On Mon, May 16, 2016 at 5:09 AM, Chen, Haifeng <ha...@intel.com>
wrote:

> Hi Zoppi,
> The current API design of Commons Crypto basically follows the similar way
> of the Cipher API and Stream API in java.
>
> You mentioned another API style. I am not so familiar with HSM.
> So the question is: Are there any specific reasons that Cipher style API
> cannot be used for the implementation of cryto using HSM?
>
> Thanks,
> Haifeng
>
>
> From: Giorgio Zoppi [mailto:giorgio.zoppi@gmail.com]
> Sent: Saturday, May 14, 2016 3:48 AM
> To: dev@commons.apache.org
> Subject: [CRYPTO] High level API for Common crypto
>
> Dear all,
> I have been really happy to see an effort for a crypto api in apache.org<
> http://apache.org>, so i decided to provide for comment a design of an
> high level. Many cryptosystem around the world are using hardware security
> modules so the idea to integrate the that in an opensource api is pretty
> cool. In the attached image you may see the first raw design.

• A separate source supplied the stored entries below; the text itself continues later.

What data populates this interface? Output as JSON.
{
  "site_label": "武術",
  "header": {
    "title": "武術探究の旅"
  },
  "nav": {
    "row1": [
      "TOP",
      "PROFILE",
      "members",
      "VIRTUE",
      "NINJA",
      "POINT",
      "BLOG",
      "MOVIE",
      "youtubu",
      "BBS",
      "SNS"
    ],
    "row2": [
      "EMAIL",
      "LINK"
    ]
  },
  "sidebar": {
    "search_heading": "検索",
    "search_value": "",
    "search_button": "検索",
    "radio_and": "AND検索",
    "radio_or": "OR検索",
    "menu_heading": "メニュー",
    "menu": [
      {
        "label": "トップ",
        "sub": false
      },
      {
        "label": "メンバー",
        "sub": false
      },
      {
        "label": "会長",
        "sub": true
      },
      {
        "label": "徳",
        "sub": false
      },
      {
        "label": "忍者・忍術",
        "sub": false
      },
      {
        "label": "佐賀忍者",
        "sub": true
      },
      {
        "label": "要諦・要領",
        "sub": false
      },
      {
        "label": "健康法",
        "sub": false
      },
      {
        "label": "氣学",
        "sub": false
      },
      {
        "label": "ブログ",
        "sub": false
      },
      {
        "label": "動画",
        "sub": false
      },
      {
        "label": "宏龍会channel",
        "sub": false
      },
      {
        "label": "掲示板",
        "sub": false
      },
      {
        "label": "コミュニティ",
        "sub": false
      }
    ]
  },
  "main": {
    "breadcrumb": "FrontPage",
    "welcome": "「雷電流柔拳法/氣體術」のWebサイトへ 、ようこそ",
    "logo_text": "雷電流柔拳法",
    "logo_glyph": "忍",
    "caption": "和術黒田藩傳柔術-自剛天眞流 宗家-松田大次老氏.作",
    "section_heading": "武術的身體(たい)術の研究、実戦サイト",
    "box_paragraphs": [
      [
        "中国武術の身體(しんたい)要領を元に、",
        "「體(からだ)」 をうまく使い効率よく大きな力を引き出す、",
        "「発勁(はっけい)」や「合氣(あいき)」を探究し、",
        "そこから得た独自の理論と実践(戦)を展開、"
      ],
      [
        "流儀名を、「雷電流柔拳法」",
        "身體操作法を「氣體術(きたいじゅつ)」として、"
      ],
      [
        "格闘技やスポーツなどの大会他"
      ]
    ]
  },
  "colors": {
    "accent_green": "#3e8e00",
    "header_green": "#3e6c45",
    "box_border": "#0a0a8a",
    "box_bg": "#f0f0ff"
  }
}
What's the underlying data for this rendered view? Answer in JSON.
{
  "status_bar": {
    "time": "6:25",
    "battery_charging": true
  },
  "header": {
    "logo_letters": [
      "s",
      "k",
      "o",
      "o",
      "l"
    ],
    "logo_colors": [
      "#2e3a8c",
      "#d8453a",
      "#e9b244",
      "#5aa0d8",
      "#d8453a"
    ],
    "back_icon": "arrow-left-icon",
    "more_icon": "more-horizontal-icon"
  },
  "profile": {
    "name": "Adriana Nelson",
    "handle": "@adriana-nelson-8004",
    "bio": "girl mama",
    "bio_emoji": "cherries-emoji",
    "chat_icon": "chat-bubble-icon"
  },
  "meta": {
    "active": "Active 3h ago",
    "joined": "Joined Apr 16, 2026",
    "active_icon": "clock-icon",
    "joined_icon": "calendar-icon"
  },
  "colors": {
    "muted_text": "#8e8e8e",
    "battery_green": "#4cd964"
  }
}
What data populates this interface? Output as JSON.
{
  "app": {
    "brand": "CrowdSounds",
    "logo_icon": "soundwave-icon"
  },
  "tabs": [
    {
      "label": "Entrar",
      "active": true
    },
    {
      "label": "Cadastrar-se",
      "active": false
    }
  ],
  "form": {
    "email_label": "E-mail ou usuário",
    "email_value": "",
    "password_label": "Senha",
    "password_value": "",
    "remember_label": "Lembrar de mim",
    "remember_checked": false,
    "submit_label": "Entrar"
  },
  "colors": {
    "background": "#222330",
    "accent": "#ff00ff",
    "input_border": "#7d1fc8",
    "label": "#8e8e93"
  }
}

I will
> explain the rational:
> 1. CryptoOperation: this is the interface that you want to extend for your
> own operation. That they may be simple or composite. In the cryptoworld you
> may want to execute and AES and than from that cipherered you may want do
> something else, an xor with some padding for example. So it is nice to
> provide composite for this reason. Or another example Create a key pair
> with NIST 192 and than sign some data.
> 2. SimpleCryptoOperation: AESCiphering, ECPublicKeyCrreating. A single
> shot of execution.
> 3. CompoundCryptoOperation: a composite (a la compositte design pattern)
> of single operation. The executor of the operation will get the output of
> the first operation as input of the second operation.
> 4. CryptoProcessor: An executor of cryptographic operation (simple or
> composite) potentially may be local or remote. The CryptoProcessor is the
> interface.
> 5. OpenSSLCryptoProcessor: this the backend of the CryptoProcessor
> 6. PKCS11CryptoProcessor: this is the backend for any PCKS11 device for
> the processor. For example Luna SafeNet HSM, Thales HSM or SoftHSM.
> Is this kind of effort needed or appreciated in the context of Common
> Crypto?
> Any comment? This is essentially a request for comment.
>

RE: [CRYPTO] High level API for Common crypto

["Chen, Haifeng" <ha...@intel.com>]

Hi Zoppi,
The current API design of Commons Crypto basically follows the similar way of the Cipher API and Stream API in java.

You mentioned another API style. I am not so familiar with HSM.
So the question is: Are there any specific reasons that Cipher style API cannot be used for the implementation of cryto using HSM?

Thanks,
Haifeng


From: Giorgio Zoppi [mailto:giorgio.zoppi@gmail.com]
Sent: Saturday, May 14, 2016 3:48 AM
To: dev@commons.apache.org
Subject: [CRYPTO] High level API for Common crypto

Dear all,
I have been really happy to see an effort for a crypto api in apache.org<http://apache.org>, so i decided to provide for comment a design of an high level. Many cryptosystem around the world are using hardware security modules so the idea to integrate the that in an opensource api is pretty cool. In the attached image you may see the first raw design. I will explain the rational:
1. CryptoOperation: this is the interface that you want to extend for your own operation. That they may be simple or composite. In the cryptoworld you may want to execute and AES and than from that cipherered you may want do something else, an xor with some padding for example. So it is nice to provide composite for this reason. Or another example Create a key pair with NIST 192 and than sign some data.
2. SimpleCryptoOperation: AESCiphering, ECPublicKeyCrreating. A single shot of execution.
3. CompoundCryptoOperation: a composite (a la compositte design pattern) of single operation. The executor of the operation will get the output of the first operation as input of the second operation.
4. CryptoProcessor: An executor of cryptographic operation (simple or composite) potentially may be local or remote. The CryptoProcessor is the interface.
5. OpenSSLCryptoProcessor: this the backend of the CryptoProcessor
6. PKCS11CryptoProcessor: this is the backend for any PCKS11 device for the processor. For example Luna SafeNet HSM, Thales HSM or SoftHSM.
Is this kind of effort needed or appreciated in the context of Common Crypto?
Any comment? This is essentially a request for comment.